La dimension contractuelle apparaît lorsque Shahrour organise les relations à distance de la logique de la possession et de la coercition.

La famille apparaît ici comme un lieu où sa propre lecture se met à l’épreuve : comment distingue-t-il le père du géniteur, la mère de la génitrice, et le mariage de l’engendrement ?

À partir de cette distinction, il lit le mariage comme un pacte solennel, et le divorce comme un chemin réglementé par des droits et des garanties.

Question du parcours

Comment Shahrour reconstruit-il la famille et la parenté, en les faisant passer d’un lien de filiation et d’une autorité à un réseau de care, de contrat et de droits réciproques ?

Réponse brève

Shahrour estime que la famille ne se comprend pas par la biologie seule. La paternité et la maternité, chez lui, sont des actes de care et d’éducation, et le Coran distingue les termes familiaux sans les fondre dans un seul sens.

À partir de ce principe, il passe à la législation familiale : le mariage est un pacte solennel, et le divorce un droit encadré par des règles et des droits. Quant à l’adoption, elle lui apparaît comme une possibilité légitime dans des cas déterminés.

La famille devient ainsi chez lui une institution humaine, contractuelle, qui se transforme à l’intérieur des limites du texte, à distance d’une forme de domination figée au nom de la parenté ou de la coutume.

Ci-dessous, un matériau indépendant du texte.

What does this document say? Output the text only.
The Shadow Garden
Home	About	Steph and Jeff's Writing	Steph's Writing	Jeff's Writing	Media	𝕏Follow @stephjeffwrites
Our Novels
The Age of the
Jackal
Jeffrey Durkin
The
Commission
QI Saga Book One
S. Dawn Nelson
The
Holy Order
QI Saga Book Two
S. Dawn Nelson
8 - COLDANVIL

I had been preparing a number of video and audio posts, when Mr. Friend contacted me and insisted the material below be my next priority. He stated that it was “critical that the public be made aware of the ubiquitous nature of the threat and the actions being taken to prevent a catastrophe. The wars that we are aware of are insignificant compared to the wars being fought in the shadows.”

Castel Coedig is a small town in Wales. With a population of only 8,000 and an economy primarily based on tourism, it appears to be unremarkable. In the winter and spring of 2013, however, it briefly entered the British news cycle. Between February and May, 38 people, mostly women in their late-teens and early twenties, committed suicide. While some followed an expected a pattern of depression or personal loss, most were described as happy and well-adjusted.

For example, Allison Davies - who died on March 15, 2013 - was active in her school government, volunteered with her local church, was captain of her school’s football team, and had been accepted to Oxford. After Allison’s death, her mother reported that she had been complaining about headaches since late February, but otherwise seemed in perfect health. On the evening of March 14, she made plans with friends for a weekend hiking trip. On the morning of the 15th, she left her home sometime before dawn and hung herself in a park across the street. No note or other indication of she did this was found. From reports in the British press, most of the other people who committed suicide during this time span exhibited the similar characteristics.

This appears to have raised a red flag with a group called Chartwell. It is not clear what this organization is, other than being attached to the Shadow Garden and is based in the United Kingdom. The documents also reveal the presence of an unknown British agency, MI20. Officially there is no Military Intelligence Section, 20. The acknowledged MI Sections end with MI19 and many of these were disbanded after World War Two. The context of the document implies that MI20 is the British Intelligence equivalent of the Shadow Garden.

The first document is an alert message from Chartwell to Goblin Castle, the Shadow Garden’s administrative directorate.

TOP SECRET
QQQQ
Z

Dans l’étude des droits humains, ce parcours fonctionne comme une porte d’entrée vers le consentement, le contrat et les droits réciproques au sein de la famille. Il est donc lié à la page La femme et la famille dans les droits humains.

Résumé en trois points

  • La parenté ne se réduit pas à la naissance, car la paternité et la maternité renvoient au care, à la formation et à la responsabilité.
  • Le mariage et le divorce se lisent comme un pacte et des droits réciproques, non comme un privilège masculin ou une simple procédure verbale.
  • Le contrat libère les relations sociales de la logique de possession et fait de la liberté et de l’engagement juridique le fondement de l’organisation.

Carte d’ascension

DegréPlace dans le parcoursExemples
LexiqueIl règle les termes de parenté et les rôles de carepère, mère, parents, adoption
AtomesIl établit les différences partielles dans la filiation, le care, le mariage et le divorcela paternité dépasse la filiation, le mariage est un pacte solennel
StructuresIl réunit les atomes en un argument familial et normatifdistinction familiale, mariage et propriété contractuels
ParcoursIl relie la famille à l’État, à la société et à la libertéde la parenté au contrat et aux droits

Triades de lecture

Nœuds du parcours

Relations englobantes

Livres à lire à l’intérieur du parcours

  • L’islam et la foi : il règle les termes familiaux, distingue le père du géniteur et la mère de la génitrice, et ouvre la question de l’adoption, du nikâh et de l’insémination.
  • Vers de nouveaux fondements pour le fiqh الإسلامي : il lit le mariage, le divorce et la tutelle conjugale dans le cadre de l’égalité, du contrat et des droits réciproques.
  • L’État et la société : il relie la famille à l’histoire du social et relit la possession de la main droite et l’esclavage dans le cadre de la liberté et des contrats.
  • Assécher les sources du terrorisme : il aide à distinguer les deux parents et les parents comme partie de l’élargissement du sens de la famille et du care.

Versets proches

Avant ce parcours

Après ce parcours

Ce parcours se relie à l’État et la religion du point de vue du contrat et du droit civil, à l’unicité et la pluralité du point de vue du passage de la société de la parenté étroite à l’État, et à les fondements du fiqh et la critique du fiqh hérité du point de vue de l’objection au fiqh traditionnel concernant le nikâh, le divorce et l’adoption.

Lieu de controverse

Le point de controverse est que Shahrour transfère les questions de la famille de l’autorité de la coutume et du fiqh établi vers un réseau de distinctions linguistiques et de droits civils. Pour ses partisans, cela rend à la famille le sens du care, de la dignité et du contrat.

L’opposant estime au contraire qu’il étend la portée des termes familiaux et de parenté de manière à modifier des règles établies concernant la filiation, les empêchements au mariage, l’adoption, le divorce et la possession de la main droite.